Stunned, my cheeks burned with embarrassment. The image of Tyler picking Jessica up and tossing her onto the bed in a fit of overwhelming lust crowded out my rational thoughts, and I felt nauseous.

“You’re right. I don’t.” I probably never would either. “But hitting a woman is never okay.”

“Of course not!” He looked offended. “Hitting her and throwing a shoe are two totally different things. Any sort of direct physical contact is not cool. Neither is forcing her to do anything she doesn’t want to.” He gave me a long look. “I think you’d know my feelings on that.”

He was talking about Grant. Humiliation washed over me, and I was back on the stained carpet, shoving ineffectually at Grant’s chest, trying to break his hold. I was grateful to Tyler for his actions on my behalf, but that didn’t mean I wanted to be reminded of them. The truth was, he knew far too many personal details about me.

“I’m done studying.” I yanked the book out from under his arm and shoved it into my backpack. Snapping the lid shut on my tablet, I jumped out of the booth.

“Wait, Rory, I didn’t mean . . .”

“I know.” I cut him off, because I would be a hypocrite if I stood there and refused to be reasonable after I had just complained about characters behaving the same way. But that didn’t mean I wanted to go into any detail.

“Sit down. Please.” His hand reached out and grabbed my wrist.

If he had left it like that, I probably would have jerked away. But he slid his fingers down across my sensitive skin until they were entwined with mine. The feeling was so intimate, so unexpected, that I plunked down on the wooden bench, speechless, all embarrassment driven right out of me.

He squeezed my hand and stared at me intently, his knee bumping mine. “We’re good?”

I nodded. “Yeah. We’re good.” I wasn’t sure why or what
good
actually meant, but I didn’t really want to leave.

***

“Hey, Rory, how are you today?” Joanne asked as she passed by me with a cat cradled in her arms.

“Good.

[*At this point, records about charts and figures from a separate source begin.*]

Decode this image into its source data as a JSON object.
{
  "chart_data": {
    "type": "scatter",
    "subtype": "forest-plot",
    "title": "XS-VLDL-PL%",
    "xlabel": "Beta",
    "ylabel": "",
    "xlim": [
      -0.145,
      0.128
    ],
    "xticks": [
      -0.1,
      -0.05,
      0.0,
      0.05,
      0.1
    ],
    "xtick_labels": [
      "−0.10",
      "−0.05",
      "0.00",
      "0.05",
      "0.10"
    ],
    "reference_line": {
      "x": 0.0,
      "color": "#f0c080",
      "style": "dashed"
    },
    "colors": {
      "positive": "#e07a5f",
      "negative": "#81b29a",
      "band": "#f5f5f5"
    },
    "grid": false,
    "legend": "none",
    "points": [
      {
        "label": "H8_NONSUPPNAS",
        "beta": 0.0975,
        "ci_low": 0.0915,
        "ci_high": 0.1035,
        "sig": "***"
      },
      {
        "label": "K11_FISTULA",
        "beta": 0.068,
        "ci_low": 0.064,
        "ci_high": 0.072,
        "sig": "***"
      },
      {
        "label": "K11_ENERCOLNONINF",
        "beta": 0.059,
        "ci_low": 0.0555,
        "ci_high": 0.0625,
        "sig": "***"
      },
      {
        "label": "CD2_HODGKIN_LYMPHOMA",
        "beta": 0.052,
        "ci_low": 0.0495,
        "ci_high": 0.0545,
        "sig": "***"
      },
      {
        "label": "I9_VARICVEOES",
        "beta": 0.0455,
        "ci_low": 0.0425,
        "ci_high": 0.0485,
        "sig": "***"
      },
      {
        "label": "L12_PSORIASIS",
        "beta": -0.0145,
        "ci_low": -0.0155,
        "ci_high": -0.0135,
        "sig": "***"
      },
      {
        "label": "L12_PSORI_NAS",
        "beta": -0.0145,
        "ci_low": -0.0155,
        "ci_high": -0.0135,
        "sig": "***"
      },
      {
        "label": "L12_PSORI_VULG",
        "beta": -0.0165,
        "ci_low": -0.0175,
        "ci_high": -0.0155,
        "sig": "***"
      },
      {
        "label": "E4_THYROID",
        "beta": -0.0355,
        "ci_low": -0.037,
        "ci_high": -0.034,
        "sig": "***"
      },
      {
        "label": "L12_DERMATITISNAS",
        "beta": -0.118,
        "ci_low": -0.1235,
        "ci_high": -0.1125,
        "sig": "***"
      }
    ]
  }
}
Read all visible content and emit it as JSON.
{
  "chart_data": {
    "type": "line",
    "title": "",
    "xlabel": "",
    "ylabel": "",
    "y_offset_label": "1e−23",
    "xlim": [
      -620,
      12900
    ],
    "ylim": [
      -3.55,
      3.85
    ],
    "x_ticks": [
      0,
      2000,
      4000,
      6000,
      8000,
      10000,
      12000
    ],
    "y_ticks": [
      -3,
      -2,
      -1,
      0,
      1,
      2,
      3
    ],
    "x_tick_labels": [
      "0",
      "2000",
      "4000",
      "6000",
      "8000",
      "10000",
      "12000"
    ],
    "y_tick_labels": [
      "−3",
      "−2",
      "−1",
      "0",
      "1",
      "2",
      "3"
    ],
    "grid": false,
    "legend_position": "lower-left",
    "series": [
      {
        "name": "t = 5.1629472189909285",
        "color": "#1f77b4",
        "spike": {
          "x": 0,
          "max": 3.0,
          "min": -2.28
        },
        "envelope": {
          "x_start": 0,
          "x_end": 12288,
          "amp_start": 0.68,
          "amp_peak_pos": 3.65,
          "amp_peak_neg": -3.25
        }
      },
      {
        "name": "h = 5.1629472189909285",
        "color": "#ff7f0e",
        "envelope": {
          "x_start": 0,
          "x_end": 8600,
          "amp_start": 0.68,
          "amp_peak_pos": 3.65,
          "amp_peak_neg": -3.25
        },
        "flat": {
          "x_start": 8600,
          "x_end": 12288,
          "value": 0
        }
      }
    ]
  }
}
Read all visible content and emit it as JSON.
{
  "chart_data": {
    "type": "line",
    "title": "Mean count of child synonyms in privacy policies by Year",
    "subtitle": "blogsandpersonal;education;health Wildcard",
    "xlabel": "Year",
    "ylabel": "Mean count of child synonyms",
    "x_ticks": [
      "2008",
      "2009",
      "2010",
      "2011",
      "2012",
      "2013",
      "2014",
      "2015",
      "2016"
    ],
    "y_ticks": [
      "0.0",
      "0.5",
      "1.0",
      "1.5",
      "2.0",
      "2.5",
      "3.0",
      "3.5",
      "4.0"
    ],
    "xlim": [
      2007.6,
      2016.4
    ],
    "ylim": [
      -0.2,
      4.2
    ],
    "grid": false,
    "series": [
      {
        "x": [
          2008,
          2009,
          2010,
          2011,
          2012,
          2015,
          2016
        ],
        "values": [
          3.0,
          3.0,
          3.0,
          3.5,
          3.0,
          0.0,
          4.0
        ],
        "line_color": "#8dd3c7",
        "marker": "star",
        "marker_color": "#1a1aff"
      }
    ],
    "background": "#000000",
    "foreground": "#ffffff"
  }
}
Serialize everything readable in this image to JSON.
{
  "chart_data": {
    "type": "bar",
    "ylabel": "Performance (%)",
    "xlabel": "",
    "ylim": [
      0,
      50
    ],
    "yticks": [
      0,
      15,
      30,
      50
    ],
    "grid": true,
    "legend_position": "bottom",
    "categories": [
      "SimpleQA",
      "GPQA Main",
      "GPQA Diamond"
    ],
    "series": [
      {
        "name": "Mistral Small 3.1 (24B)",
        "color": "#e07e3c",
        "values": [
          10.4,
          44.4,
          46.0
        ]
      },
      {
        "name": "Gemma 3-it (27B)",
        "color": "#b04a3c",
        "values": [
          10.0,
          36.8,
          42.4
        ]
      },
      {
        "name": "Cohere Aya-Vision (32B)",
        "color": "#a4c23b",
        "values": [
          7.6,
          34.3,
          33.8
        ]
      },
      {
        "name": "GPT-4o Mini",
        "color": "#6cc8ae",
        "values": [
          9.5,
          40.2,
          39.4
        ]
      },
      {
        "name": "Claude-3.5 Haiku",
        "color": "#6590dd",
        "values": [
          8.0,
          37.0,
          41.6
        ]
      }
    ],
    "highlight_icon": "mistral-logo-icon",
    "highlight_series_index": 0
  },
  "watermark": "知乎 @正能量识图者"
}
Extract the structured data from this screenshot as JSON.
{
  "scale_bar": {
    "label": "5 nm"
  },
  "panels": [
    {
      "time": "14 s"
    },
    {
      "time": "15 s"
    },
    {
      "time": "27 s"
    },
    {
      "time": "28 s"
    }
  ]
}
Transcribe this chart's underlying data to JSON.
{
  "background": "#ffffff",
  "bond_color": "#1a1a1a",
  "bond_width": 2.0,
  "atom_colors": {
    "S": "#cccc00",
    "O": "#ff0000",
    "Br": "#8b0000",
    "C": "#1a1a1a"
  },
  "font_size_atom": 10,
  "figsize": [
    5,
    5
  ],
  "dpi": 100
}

How are you? How are the kids?” I was on the floor at the animal shelter Friday afternoon, running a brush across a Yorkie named Licorice. His eyes were watery, the left one cloudy from a cataract. He sat patiently between my legs and closed his eyes each time I stroked the brush through his fur. The longer we sat there, the closer his warm body leaned toward mine.

“Driving me crazy. Back talking and going over on their texting allowance. Then Heather had the nerve to sneak out of her room, steal ten bucks from my purse, and meet up with that loser gangbanger at the bowling alley.” Joanne was in her forties, curvy, with blond hair that she still rolled and sprayed in the way she probably had in high school. She was supersweet and great with the animals, affectionate with me. Yet every time I saw her, it seemed like one of her kids was off on a rebellious streak. “I don’t know what to do. You’re young. What the hell is going through their heads?”

I shook my own head. “I have no idea. I never did any of that stuff. One time I got mad and told my dad to shut up, then I cried and apologized for the next two hours.”

She set the cat down on the table and scratched him behind the ears. “I wish you were my daughter.” Looking around the room, she added, “Have you seen Lois? I need to give this guy his insulin and his chart is missing.”